Wistara menatap Winta dengan mata bulatnya yang jernih, tangannya yang mungil menggenggam erat mainan kayu berbentuk lingkaran yang dihiasi warna-warna cerah, mencoba memahami permintaan Winta. Setelah beberapa detik, ia perlahan melepaskan genggamannya dari mainan itu dan mengalihkan fokus pada tubuhnya sendiri.

Winta berjongkok, mendekatkan dirinya ke anaknya, tetapi tetap menjaga jarak untuk memberi ruang pada Wistara mencoba sendiri. "Nggak apa-apa, nanti bubu bantuin." katanya sambil mengulurkan tangan sedikit.

Wistara memiringkan badannya ke depan, tangan mungilnya bergerak mencari pegangan pada bantal di sekitarnya. Tubuh kecilnya bergetar saat ia berusaha mengangkat bagian bawah tubuhnya. Satu lututnya menekan karpet, sementara kaki lainnya menendang-nendang ringan ke udara, seolah mencoba mencari cara untuk menopang dirinya sendiri.

Winta menahan napas, mengamati Wistara dengan hati-hati. Bibirnya mengulas senyum penuh harapan. Dengan usaha keras, Wistara berhasil menegakkan tubuhnya sedikit. Tangan kecilnya menggenggam erat bantal di depannya, menggunakan benda itu sebagai tumpuan. Tubuhnya bergoyang-goyang, tapi ia tidak menyerah. Pipinya memerah karena usaha yang ia keluarkan.

"Widih, jago banget." pekik Winta, setengah takjub. Ia mencondongkan tubuh sedikit, siap menangkap jika Wistara kehilangan keseimbangan.

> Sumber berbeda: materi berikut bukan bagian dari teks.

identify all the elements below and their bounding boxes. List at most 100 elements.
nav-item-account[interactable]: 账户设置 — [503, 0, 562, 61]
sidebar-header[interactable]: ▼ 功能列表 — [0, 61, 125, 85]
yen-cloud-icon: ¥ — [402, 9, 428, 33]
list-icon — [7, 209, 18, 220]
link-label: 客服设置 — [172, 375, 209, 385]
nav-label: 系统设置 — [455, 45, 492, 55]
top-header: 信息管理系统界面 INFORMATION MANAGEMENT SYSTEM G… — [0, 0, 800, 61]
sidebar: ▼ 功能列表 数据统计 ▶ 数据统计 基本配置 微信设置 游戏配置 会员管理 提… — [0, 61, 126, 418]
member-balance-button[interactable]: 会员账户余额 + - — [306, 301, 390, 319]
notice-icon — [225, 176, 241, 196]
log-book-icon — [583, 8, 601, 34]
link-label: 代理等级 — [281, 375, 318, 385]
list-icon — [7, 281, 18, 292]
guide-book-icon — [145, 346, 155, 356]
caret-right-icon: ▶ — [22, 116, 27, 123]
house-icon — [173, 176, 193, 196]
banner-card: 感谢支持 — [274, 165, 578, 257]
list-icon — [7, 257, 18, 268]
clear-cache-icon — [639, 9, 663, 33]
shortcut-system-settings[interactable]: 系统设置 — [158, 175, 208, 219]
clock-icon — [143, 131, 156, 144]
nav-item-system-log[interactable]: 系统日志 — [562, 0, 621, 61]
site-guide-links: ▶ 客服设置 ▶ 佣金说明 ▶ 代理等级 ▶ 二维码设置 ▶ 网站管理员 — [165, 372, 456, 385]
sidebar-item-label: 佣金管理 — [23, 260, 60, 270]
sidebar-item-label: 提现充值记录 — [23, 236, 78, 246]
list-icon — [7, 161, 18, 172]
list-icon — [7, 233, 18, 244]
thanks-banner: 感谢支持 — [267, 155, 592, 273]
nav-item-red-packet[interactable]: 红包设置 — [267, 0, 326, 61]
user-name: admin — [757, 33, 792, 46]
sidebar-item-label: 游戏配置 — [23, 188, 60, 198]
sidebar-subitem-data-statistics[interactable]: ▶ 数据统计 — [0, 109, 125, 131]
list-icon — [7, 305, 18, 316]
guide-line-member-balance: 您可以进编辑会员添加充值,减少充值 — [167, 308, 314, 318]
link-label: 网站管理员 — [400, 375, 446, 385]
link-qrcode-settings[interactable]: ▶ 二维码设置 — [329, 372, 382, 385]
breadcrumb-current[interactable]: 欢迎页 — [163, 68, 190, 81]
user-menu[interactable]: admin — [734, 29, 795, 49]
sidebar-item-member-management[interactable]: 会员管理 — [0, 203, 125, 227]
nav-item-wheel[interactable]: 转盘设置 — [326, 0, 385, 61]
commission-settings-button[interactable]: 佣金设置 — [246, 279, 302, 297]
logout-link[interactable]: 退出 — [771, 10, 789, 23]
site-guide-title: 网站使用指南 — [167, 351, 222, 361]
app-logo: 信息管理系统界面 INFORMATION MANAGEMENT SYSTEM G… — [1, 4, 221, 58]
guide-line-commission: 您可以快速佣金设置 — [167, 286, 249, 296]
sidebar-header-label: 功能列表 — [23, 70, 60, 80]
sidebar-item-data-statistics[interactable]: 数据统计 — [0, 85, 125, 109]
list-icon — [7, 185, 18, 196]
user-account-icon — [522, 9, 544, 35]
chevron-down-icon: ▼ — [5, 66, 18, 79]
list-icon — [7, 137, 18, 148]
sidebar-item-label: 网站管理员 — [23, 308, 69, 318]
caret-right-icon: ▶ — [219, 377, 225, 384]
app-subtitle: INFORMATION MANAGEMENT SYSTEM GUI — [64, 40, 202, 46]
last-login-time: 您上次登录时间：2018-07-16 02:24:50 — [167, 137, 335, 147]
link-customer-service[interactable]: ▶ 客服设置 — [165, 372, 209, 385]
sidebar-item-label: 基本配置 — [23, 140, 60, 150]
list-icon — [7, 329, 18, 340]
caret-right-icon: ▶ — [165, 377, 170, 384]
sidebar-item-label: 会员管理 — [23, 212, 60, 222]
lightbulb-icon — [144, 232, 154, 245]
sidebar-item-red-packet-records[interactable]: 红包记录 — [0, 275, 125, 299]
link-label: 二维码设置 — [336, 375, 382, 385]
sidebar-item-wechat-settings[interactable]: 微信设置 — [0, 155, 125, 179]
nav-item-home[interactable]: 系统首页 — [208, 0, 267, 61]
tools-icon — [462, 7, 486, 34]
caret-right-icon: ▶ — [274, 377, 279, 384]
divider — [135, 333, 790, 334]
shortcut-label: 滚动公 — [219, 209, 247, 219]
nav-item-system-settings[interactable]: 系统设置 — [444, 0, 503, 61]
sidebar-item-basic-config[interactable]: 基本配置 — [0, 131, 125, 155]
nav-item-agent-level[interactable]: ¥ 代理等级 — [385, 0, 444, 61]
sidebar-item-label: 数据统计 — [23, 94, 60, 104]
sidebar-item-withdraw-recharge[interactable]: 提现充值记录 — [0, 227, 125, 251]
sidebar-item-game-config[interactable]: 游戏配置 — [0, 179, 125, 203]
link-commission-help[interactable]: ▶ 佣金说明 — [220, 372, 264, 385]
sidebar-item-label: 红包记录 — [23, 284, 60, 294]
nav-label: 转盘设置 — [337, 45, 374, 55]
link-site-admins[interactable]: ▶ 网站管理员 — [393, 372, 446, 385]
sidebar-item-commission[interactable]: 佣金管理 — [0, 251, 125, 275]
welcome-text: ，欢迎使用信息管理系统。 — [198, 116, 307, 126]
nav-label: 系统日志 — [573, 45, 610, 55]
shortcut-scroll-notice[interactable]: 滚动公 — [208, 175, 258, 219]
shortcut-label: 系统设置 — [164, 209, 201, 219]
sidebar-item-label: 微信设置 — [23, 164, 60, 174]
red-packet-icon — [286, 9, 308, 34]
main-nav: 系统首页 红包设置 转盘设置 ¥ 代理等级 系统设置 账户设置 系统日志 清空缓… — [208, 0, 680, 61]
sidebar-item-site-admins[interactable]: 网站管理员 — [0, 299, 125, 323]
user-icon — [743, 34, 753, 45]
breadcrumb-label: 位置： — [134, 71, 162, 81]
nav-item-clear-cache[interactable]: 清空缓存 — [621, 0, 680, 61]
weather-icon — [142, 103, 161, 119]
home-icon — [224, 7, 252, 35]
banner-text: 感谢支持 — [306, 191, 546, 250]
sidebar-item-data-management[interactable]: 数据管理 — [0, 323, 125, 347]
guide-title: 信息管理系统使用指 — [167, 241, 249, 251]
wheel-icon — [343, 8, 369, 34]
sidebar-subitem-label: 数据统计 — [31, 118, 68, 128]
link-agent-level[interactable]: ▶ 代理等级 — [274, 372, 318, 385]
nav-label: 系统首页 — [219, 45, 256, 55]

Setelah beberapa detik, tubuh mungil Wistara mulai bergoyang lebih kuat, tanda bahwa ia kelelahan. Dan akhirnya, tanpa bisa dicegah, ia terjatuh kembali ke bantal empuk di belakangnya. Suara tawa kecil keluar dari mulutnya, seolah menunjukkan bahwa ia tidak kecewa. Sebaliknya, ia tampak puas dengan usahanya sendiri.

Winta tertawa kecil, lalu duduk di samping anaknya, mengusap kepala Wistara dengan lembut, jari-jarinya menyapu rambut halus yang mulai tumbuh lebih lebat. "Kamu hebat, lho. Nggak apa-apa jatuh, nanti kita coba lagi, ya?"

Wistara hanya bergumaman tak jelas, lalu kembali menggenggam mainannya. Ia mengayunkan benda itu ke depan dan ke belakang, bermain seolah melupakan usahanya tadi.

Tiba-tiba, suara denting ponsel memecah keheningan. Winta menghentikan kegiatannya, lalu melirik ponsel yang tergeletak di sisi sofa. Ia berdiri perlahan, menyeka tangannya ke celana panjang yang dikenakannya sebelum meraih perangkat itu. Layarnya menyala, menampilkan nama Prima di bagian atas pesan.

Ia menghela napas pelan, membuka pesan itu, ekspresinya berubah. Ia hanya menatap layar itu selama beberapa detik sebelum mengunci kembali ponsel dan meletakkannya di atas meja kecil di dekat sofa.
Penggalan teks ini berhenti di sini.